I was optimistic enough (or just foolish) to take yet another chance, and fell into a relationship. Didn’t intend to, really, it just happened. What felt like bliss/the right guy/my second soulmate turned out to be catastrophic; I found out he was not who he portrayed. I think about it a lot, and am cutting myself some slack. After living the way I had for so long, my bullshit detector was probably broken all to hell. I was missing hearing nice things, missing a friend, missing the companionship we all wish for in our marriages/significant relationships, and I thought I’d found that….but he was an accomplished liar. The loss of the friendship I thought I had I find especially distressing.

About a year before before The Second and I parted ways, I took a job at ATA Airlines. I knew I needed income quickly, more quickly than I could build my client base again. Of course, everyone knows what happened there. Aside from one temporary gig as a controller, a writing assignment (yup, I’m now an “official” author), and a few stray financial projects, I’ve had no luck finding full time work (see "Statistics,", October 20, 2010) since ATA folded.

So here I am…which is to say in a great big huge mess! Both personal life and career in the crapper. Talk about overachieving!
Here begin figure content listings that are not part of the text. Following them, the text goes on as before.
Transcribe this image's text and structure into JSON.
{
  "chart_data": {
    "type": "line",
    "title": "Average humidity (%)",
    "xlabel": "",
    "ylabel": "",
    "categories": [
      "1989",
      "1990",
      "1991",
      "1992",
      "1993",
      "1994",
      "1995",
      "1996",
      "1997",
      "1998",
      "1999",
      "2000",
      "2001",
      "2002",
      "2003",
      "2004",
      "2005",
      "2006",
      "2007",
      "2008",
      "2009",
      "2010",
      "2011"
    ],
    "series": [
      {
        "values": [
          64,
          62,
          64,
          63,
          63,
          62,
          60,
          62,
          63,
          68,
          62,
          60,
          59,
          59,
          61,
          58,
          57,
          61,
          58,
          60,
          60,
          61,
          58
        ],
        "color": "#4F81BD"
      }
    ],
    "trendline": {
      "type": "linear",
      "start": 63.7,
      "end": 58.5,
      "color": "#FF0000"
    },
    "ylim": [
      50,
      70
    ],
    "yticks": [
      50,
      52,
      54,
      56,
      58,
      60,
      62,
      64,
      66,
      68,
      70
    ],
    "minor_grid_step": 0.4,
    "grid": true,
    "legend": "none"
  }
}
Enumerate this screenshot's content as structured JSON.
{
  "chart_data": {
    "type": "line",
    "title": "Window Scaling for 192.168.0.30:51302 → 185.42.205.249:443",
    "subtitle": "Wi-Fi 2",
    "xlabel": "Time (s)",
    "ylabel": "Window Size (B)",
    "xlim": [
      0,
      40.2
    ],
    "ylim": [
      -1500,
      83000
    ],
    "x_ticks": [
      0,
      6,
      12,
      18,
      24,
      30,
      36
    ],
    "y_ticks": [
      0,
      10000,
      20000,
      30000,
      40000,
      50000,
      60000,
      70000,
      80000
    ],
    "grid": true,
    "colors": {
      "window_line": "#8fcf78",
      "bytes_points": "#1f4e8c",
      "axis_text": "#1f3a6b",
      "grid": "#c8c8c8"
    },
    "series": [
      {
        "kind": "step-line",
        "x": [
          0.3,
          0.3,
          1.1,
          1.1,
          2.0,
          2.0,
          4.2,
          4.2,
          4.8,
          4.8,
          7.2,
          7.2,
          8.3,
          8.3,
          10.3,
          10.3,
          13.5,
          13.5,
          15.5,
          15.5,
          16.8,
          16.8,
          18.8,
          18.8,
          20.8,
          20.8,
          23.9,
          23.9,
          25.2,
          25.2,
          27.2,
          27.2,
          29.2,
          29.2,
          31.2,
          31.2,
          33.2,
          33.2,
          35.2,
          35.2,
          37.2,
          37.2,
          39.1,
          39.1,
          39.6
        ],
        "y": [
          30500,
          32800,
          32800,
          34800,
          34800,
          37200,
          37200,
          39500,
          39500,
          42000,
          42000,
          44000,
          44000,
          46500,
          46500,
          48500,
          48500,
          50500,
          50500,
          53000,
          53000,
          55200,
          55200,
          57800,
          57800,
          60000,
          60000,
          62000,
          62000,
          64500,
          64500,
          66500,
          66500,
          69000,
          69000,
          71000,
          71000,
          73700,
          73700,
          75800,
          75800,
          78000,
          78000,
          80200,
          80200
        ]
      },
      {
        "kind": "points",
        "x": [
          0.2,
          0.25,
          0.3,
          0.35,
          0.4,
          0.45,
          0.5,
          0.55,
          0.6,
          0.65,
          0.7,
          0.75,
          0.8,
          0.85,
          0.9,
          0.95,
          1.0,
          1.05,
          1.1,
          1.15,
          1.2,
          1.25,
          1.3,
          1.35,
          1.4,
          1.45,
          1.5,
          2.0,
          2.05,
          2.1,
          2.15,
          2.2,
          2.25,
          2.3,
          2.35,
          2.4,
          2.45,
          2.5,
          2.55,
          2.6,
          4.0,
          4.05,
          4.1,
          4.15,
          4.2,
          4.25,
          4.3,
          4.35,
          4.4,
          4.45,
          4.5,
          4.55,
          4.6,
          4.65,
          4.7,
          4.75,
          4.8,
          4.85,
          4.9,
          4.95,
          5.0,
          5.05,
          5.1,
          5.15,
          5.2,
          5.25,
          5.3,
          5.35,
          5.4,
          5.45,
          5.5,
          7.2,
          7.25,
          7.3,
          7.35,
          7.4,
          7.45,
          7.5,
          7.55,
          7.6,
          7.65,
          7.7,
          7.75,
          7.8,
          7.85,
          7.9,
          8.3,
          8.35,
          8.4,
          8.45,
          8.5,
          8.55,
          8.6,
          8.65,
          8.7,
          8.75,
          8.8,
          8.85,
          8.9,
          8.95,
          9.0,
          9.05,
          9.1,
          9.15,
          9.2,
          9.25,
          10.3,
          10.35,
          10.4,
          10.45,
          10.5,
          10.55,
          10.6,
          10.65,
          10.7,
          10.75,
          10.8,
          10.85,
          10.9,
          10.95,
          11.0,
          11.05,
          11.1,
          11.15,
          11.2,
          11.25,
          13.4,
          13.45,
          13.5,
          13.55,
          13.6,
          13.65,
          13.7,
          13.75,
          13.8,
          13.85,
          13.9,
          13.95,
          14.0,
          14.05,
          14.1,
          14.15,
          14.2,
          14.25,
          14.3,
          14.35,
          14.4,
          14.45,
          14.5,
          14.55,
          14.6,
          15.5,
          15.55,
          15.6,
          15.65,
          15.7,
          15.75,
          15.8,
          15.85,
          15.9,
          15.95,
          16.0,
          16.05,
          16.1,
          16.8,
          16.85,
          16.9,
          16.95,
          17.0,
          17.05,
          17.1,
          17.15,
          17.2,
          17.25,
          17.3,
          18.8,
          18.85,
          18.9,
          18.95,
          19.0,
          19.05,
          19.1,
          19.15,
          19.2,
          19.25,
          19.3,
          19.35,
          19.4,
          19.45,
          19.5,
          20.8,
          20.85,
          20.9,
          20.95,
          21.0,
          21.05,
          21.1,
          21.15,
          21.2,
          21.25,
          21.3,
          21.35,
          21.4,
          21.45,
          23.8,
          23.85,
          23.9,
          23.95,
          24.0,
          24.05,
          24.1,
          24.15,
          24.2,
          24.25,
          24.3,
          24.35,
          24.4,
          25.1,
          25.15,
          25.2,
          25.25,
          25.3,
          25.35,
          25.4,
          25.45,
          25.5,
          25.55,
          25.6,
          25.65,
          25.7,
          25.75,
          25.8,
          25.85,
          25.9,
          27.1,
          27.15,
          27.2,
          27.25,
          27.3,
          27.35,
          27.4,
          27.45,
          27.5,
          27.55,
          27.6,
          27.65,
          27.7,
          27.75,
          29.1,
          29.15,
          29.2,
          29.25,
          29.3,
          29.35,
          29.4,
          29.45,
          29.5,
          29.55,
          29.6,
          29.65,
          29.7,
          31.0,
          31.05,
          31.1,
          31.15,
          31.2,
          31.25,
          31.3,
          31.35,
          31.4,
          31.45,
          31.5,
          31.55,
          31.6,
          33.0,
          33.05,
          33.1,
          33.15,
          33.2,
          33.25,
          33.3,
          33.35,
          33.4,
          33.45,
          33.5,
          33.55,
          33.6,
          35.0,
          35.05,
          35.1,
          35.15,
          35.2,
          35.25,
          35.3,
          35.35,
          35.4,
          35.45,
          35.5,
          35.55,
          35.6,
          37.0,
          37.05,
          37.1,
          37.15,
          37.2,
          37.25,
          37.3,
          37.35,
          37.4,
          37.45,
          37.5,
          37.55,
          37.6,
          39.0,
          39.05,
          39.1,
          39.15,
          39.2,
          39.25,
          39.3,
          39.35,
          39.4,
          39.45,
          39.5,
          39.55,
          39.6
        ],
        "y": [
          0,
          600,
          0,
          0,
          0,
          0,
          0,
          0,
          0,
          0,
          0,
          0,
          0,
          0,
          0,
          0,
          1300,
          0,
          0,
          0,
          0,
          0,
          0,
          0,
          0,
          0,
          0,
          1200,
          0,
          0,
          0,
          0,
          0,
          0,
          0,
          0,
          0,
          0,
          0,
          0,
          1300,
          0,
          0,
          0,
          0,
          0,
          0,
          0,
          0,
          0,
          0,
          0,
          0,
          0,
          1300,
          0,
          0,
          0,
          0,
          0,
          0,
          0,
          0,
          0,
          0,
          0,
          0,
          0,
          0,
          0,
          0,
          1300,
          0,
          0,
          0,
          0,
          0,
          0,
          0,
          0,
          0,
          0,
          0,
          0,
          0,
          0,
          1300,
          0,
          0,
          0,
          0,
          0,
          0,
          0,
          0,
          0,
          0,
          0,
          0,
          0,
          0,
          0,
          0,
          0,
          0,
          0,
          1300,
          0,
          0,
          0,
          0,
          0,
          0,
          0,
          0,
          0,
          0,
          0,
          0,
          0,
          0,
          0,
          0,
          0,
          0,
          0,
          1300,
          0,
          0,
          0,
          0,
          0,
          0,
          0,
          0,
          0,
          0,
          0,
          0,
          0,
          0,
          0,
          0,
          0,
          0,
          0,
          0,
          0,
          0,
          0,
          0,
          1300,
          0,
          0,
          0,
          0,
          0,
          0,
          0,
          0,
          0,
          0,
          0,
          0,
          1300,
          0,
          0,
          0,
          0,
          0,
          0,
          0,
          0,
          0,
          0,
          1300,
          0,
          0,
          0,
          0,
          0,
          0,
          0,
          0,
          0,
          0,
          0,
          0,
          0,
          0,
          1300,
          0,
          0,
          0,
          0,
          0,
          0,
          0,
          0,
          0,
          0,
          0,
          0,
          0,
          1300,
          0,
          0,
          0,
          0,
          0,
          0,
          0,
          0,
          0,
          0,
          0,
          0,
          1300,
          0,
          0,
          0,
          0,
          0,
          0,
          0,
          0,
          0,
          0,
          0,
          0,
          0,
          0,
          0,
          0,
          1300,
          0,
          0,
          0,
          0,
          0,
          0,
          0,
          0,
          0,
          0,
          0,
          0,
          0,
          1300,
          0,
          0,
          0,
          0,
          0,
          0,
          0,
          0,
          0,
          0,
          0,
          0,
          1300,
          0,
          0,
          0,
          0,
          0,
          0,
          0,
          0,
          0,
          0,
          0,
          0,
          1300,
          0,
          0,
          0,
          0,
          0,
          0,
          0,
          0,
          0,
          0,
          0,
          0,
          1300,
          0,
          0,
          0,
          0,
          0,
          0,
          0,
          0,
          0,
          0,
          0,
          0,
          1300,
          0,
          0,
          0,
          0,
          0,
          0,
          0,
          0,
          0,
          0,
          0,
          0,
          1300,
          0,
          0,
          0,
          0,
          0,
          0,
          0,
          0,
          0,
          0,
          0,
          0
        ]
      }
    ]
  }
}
I look back on it all, and I see mistakes and wrong turns, and I wish I could find one alternative, one magic path I could follow right now that would undo it all and take me to another place other than where I am…but that sort of wishing is just a waste of time.

Nevertheless, if Anyone upstairs is listening….can I get a couple of do-overs?

***
Footnotes and addendums, November 9, 2010...
(1) It was during this period, I began to run, and have been a runner ever since.
(2) While working at the first architectural firm, February 1980, I met my soul mate. He drowned June 1981, four months before we were to marry.
(3) Before that, though, sometime in 1982 or 1983, I took the LSAT and applied to law school. Test scores? No problem. GPA? No problem. Admitted? Not so fast. I called the nice man in admissions, and he told me that, while my grades and test scores were great, I hadn’t taken enough ‘real’ courses during my Ball State days. Take 20 or so hours in something like history or political science, he advised, then re-apply. Right. Of course a flaky artist can’t be an attorney! Somehow, I forgot to go back and reapply. There are still days I wish I had.